Por Leonardo Sakamoto, no UOL
“Desacreditar o sistema de votação brasileiro é desconvidar o eleitor brasileiro a participar da maior festa democrática do Brasil.” A declaração de Nunes Marques, presidente do TSE, contrasta com o que foi pregado pelo senador Flávio Bolsonaro (PL), um dos responsáveis, aliás, pela indicação do ministro ao STF. O candidato à Presidência colocou em dúvida as urnas eletrônicas em reunião com embaixadores. Tal pai, tal filho.
Todo estelionatário conta com a boa fé, a ingenuidade ou o desespero de sua vítima. Quando alguém cai no conto do falso sequestro, no clique do link premiado ou no golpe do Pix, o roteiro pós-tragédia é quase sempre universal. Assim que a ficha cai, o suor frio escorre pela espinha, o desespero toma conta e, logo em seguida, vem uma vergonha paralisante.
A vítima se esconde, chora as economias perdidas e tem dificuldade até de contar para a família que entregou seu suado dinheiro para um malandro qualquer. É uma dor solitária.
No entanto, há um outro tipo de estelionato circulando livremente e em escala industrial pelas redes sociais em que a dinâmica da fraude sofre uma mutação bizarra. Nele, a vítima é roubada à luz do dia e, mesmo quando a ciência, as instituições ou o jornalismo esfregam as provas do crime na sua cara, ela não sente um pingo de vergonha.
Pelo contrário, o semovente defende o golpista com unhas e dentes. Mais do que isso, vota nele.
A desinformação sistêmica que corre solta no WhatsApp, no Telegram e nas redes opera exatamente como um esquema de pirâmide financeira, só que o ativo surrupiado é muito mais valioso do que o saldo da sua conta corrente.
Quando milícias digitais e políticos sem escrúpulos disparam mentiras sobre fraudes inexistentes nas urnas eletrônicas, eles não estão exercendo a liberdade de expressão. Na prática, estão roubando o seu voto, o seu direito de expressar sua vontade e acreditar estar sendo respeitado e a percepção de viver em uma democracia estável para garantir que extremistas atinjam o poder à custa do caos.
O roubo continua em outras frentes, sempre cobrando um preço altíssimo. Quando pastores do apocalipse digital e charlatães de jaleco espalham o terror contra vacinas, não se trata de um debate de opiniões divergentes. Essa desinformação rouba a sua saúde e a vida de centenas de milhares de pessoas, transformando a qualidade de vida em trincheira de guerra cultural para gerar engajamento e lucro. Você paga com a própria vida pelo clique alheio.

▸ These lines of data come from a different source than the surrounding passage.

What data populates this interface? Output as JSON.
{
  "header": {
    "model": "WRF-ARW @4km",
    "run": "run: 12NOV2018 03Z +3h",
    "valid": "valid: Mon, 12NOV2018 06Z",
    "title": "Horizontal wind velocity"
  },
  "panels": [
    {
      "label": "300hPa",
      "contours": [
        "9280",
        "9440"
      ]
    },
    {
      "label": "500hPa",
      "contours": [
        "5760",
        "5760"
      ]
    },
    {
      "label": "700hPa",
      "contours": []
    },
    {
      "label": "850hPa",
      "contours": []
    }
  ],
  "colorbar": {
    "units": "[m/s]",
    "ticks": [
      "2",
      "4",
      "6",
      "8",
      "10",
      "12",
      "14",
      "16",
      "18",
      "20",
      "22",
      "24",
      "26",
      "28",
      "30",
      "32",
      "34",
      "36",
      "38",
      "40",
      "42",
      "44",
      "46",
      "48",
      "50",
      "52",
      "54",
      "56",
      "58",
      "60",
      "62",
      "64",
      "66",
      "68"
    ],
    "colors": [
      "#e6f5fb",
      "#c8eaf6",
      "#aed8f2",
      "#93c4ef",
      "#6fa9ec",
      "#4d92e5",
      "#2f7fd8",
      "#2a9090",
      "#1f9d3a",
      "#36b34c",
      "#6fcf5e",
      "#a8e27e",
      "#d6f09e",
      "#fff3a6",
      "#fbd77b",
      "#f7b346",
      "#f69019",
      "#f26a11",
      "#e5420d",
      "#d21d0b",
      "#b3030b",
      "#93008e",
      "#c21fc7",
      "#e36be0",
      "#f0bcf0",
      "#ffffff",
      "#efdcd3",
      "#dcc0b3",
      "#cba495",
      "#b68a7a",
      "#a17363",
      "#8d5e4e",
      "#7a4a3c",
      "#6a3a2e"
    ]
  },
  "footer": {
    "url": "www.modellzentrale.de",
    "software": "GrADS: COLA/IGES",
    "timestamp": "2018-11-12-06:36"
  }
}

E a pilhagem atinge até quem ainda nem nasceu. O negacionismo climático, que jura de pés juntos que o aquecimento global é uma invenção de bilionários pedófilos, cavaleiros templários e, claro, do Leonardo Di Caprio, para atrapalhar a economia brasileira, serve apenas para garantir o lucro de curto prazo de um punhado de bilionários. Que, ao negar a fervura do planeta, eles mantém o atual modelo de desenvolvimento, predatório até o osso. Com isso, roubam o seu futuro, entregando em troca um mundo de secas severas, cidades debaixo d’água e lama e escassez de comida.
O que torna esse estelionato digital uma das maiores tragédias de nosso tempo é a fidelidade canina do fraudado ao seu fraudador. Se um bandido foge com o seu dinheiro, você liga para a polícia e exige justiça. Mas se o político de estimação rouba a sua realidade, a sua saúde, a sua segurança democrática e o futuro dos seus filhos, você o chama de “mito” ou de “salvador da pátria” e vai para a rua brigar com a própria família para defendê-lo.
O grande trunfo do golpismo digital baseia-se nessa mágica perversa: eles batem a sua carteira enquanto contam uma mentira que afaga os seus piores preconceitos. E a vítima, inebriada, ainda pede bis e aperta confirma.